Published: 27 March 2001

Abstract

Background

Several Cre reporter strains of mice have been described, in which a lacZ gene is turned on in cells expressing Cre recombinase, as well as their daughter cells, following Cre-mediated excision of a loxP-flanked transcriptional "stop" sequence. These mice are useful for cell lineage tracing experiments as well as for monitoring the expression of Cre transgenes. The green fluorescent protein (GFP) and variants such as EYFP and ECFP offer an advantage over lacZ as a reporter, in that they can be easily visualized without recourse to the vital substrates required to visualize β-gal in living tissue.

Results

In view of the general utility of targeting the ubiquitously expressed ROSA26 locus, we constructed a generic ROSA26 targeting vector. We then generated two reporter lines of mice by inserting EYFP or ECFP cDNAs into the ROSA26 locus, preceded by a loxP-flanked stop sequence.

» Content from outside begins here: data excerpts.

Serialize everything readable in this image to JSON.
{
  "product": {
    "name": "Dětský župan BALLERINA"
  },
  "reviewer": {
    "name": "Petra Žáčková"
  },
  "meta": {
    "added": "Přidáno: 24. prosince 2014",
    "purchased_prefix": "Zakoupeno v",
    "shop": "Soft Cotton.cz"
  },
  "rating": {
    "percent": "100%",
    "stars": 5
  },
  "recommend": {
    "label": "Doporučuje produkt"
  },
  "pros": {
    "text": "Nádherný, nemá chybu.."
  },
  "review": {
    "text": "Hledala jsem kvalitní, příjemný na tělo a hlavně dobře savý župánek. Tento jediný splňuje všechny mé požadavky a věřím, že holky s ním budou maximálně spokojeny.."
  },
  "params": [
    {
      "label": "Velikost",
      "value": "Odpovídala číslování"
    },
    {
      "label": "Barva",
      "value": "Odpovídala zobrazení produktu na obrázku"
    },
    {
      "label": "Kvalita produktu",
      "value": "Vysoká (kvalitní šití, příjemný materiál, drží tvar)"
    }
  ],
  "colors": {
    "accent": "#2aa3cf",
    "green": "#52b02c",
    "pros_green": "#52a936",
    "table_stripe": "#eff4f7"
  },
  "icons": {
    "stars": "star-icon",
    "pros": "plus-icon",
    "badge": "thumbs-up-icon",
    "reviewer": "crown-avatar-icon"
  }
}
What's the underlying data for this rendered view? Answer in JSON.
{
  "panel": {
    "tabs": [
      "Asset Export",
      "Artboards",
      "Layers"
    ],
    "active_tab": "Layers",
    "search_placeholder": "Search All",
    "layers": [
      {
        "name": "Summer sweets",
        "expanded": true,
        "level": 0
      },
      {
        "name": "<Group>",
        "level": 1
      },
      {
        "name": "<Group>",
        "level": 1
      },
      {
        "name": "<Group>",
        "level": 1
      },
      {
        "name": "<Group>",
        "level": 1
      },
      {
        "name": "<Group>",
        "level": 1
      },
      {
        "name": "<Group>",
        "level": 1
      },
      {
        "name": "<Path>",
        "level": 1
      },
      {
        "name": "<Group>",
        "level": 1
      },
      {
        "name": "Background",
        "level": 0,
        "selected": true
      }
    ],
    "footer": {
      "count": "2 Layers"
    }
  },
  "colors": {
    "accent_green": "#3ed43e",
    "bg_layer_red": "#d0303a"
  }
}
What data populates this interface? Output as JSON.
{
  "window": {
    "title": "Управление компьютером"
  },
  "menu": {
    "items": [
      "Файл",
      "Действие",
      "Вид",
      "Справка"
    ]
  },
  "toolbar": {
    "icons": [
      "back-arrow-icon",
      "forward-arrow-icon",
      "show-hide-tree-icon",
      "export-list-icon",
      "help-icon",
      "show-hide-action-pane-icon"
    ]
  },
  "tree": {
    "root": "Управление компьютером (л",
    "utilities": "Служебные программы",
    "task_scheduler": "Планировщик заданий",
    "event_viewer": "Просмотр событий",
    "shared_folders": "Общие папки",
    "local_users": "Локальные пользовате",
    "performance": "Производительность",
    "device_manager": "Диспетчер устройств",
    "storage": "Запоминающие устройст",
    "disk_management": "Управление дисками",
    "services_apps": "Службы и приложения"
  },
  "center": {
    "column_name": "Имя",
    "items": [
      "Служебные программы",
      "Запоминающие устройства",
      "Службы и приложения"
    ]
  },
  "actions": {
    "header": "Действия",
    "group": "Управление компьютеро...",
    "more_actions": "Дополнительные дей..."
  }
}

These strains were tested by crossing them with transgenic strains expressing Cre in a ubiquitous (β-actin-Cre) or a cell-specific (Isl1-Cre and En1-Cre) pattern. The resulting EYFP or ECFP expression patterns indicated that the reporter strains function as faithful monitors of Cre activity.

Conclusions

In contrast to existing lacZ reporter lines, where lacZ expression cannot easily be detected in living tissue, the EYFP and ECFP reporter strains are useful for monitoring the expression of Cre and tracing the lineage of these cells and their descendants in cultured embryos or organs. The non-overlapping emission spectra of EYFP and ECFP make them ideal for double labeling studies in living tissues.